Splintering Along
Several years ago I had what I might consider one of my greatest "modern
moments". I was trolling through a great state of the Northwest and stopped
in a little antique store filled to the brim with depression glass, Maxfield
Parrish prints, and more baubles and beads than you could shake a stick at.
Not
a modern nugget in sight; certainly, one would think, a lost cause or at the
very least, another wasted ten minutes. The owner asked me what I was looking for,
and while I usually respond with "whatever my eye catches" to avoid a
20 minute explaination outlining the differenes between Eames Chairs and Penguin
Ice Buckets, I stated "midcentury modern stuff". The only other
customer in the store snapped his head toward me and proclaimed he knew a man,
who happened to be the largest collector of American Military Memorablia in the
country, who had a barn full of Eames Leg Splints*.
Realizing this stop was, in
fact, time well spent, I was on the horn with the military collector guy, got
directions for a 20 mile drive in a snowstorm, to my new modern mecca, minus the
tanks. I tipped my hat to the shopkeeper, blew a kiss to the kind customer as I
promised him a kickback, and was off like a prom dress.
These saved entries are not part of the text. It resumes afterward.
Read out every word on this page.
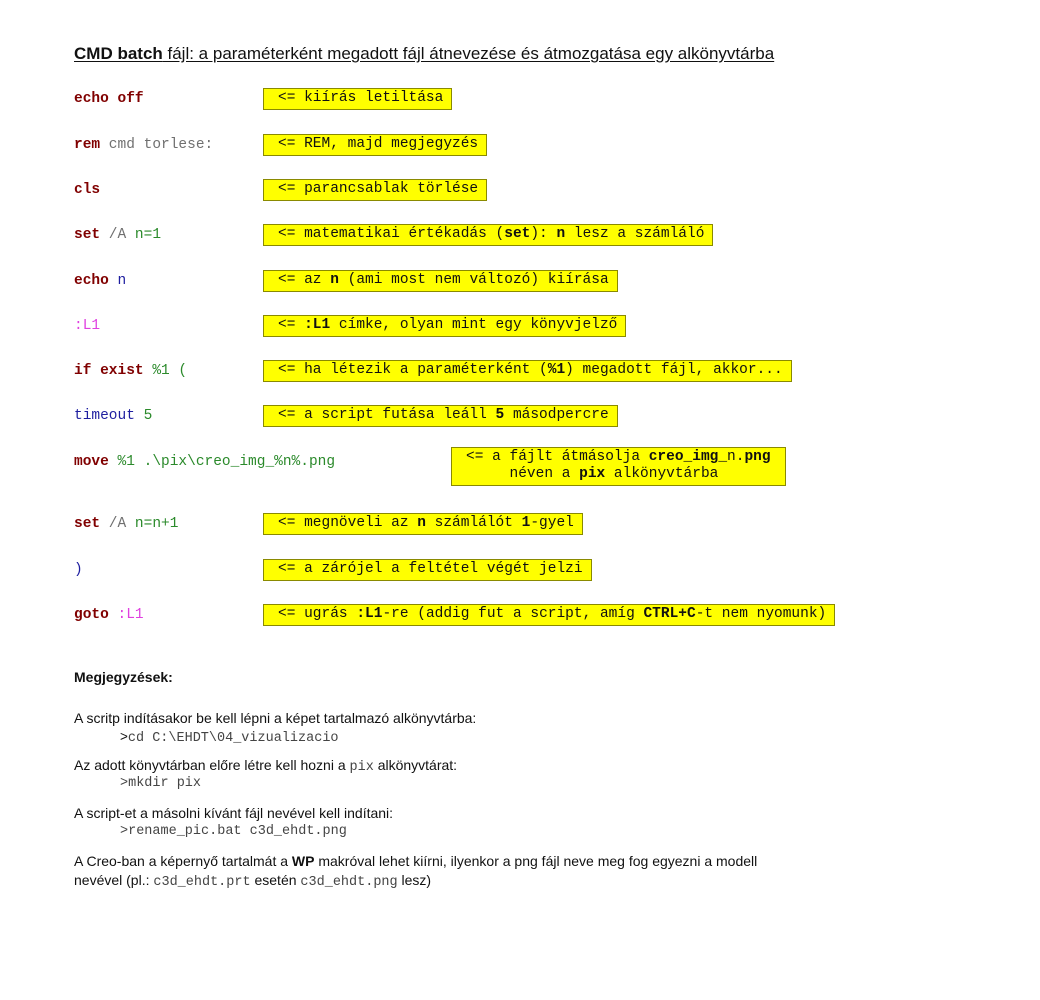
CMD batch fájl: a paraméterként megadott fájl átnevezése és átmozgatása egy alkönyvtárba
echo off	<= kiírás letiltása
rem cmd torlese:	<= REM, majd megjegyzés
cls	<= parancsablak törlése
set /A n=1	<= matematikai értékadás (set): n lesz a számláló
echo n	<= az n (ami most nem változó) kiírása
:L1	<= :L1 címke, olyan mint egy könyvjelző
if exist %1 (	<= ha létezik a paraméterként (%1) megadott fájl, akkor...
timeout 5	<= a script futása leáll 5 másodpercre
move %1 .\pix\creo_img_%n%.png	<= a fájlt átmásolja creo_img_n.png
néven a pix alkönyvtárba
set /A n=n+1	<= megnöveli az n számlálót 1-gyel
)	<= a zárójel a feltétel végét jelzi
goto :L1	<= ugrás :L1-re (addig fut a script, amíg CTRL+C-t nem nyomunk)
Megjegyzések:
A scritp indításakor be kell lépni a képet tartalmazó alkönyvtárba:
>cd C:\EHDT\04_vizualizacio
Az adott könyvtárban előre létre kell hozni a pix alkönyvtárat:
>mkdir pix
A script-et a másolni kívánt fájl nevével kell indítani:
>rename_pic.bat c3d_ehdt.png
A Creo-ban a képernyő tartalmát a WP makróval lehet kiírni, ilyenkor a png fájl neve meg fog egyezni a modell
nevével (pl.: c3d_ehdt.prt esetén c3d_ehdt.png lesz)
Low and behold the military collector guy, with his eastern european accent
and his scurrying wife, led me to what might have been the prettiest sight in
modern history, a true hybrid of organic and modern design. When the barn doors
flung open, I saw above my head thousands of single and boxed wrapped Eames
Splints, shoved into the rafters and atop the hay bales, to and fro amongst the
military tanks. The military collector guy chuckled at the craziness and
excitement I felt, and at the same time I took him for crazy.
For a song and a dance I packed 20 splints under my arm, took a polaroid of
us all together, and made my way back through the same snowstorm.
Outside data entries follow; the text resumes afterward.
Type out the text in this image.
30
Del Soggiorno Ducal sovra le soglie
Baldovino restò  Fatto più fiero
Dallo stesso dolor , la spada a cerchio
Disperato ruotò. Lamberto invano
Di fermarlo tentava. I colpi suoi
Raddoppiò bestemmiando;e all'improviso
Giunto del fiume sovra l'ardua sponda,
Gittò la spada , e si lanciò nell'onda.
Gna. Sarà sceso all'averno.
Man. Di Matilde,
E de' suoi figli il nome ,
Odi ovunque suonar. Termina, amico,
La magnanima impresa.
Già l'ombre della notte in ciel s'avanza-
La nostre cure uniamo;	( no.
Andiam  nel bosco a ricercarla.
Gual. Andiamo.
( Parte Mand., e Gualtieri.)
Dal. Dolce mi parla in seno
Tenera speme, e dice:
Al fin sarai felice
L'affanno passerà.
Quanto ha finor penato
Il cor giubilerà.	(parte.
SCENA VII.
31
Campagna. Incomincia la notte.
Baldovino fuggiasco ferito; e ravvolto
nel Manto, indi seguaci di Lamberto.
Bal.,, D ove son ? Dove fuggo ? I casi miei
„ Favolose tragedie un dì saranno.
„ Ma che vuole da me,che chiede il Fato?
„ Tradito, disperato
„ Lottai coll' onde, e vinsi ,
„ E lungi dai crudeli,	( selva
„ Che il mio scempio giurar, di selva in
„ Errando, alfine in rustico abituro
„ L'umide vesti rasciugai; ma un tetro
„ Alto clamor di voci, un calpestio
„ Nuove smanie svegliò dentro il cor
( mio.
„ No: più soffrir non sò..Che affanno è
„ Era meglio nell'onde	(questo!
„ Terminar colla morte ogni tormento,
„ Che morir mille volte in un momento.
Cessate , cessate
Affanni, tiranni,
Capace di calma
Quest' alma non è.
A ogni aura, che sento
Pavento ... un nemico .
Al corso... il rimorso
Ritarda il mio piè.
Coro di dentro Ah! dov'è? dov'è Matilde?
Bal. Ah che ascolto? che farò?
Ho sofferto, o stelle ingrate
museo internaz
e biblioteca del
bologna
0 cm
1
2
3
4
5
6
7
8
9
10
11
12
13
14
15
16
One month later I called the military collector guy and asked him to send 20
more splints. For an addtional $5 shipping I received them within 5 days. One
month later I called him for more splints but to no avail... as it turned out,
someone beat me to both the punch and the bank.
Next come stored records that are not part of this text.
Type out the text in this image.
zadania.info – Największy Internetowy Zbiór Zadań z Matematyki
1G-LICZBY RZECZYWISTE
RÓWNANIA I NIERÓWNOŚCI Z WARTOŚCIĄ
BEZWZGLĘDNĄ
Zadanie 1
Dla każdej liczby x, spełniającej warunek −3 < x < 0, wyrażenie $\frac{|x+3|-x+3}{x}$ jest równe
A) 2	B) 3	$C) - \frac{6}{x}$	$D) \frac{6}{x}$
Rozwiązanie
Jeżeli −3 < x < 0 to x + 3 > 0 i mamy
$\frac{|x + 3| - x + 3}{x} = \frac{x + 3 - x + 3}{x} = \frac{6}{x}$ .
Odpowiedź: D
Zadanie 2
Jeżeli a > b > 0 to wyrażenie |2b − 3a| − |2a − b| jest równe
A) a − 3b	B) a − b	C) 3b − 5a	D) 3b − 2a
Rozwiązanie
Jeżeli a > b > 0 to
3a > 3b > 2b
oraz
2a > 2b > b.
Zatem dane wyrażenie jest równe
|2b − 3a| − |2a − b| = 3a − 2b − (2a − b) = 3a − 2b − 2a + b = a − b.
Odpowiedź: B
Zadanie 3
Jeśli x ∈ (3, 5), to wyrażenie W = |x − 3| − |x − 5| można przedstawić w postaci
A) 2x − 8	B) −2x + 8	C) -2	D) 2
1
-The End, but really the beginning
* Plywood leg splints designed by Ray and Charles Eames for use during
WWII. As the use of plywood and other important materials was limited to
military production only, here the Eames' perfected their knowledge and skills
in the mass production manufacturing of bent plywood, thus leading them to
the design and production of their Plywood Chairs for Herman Miller.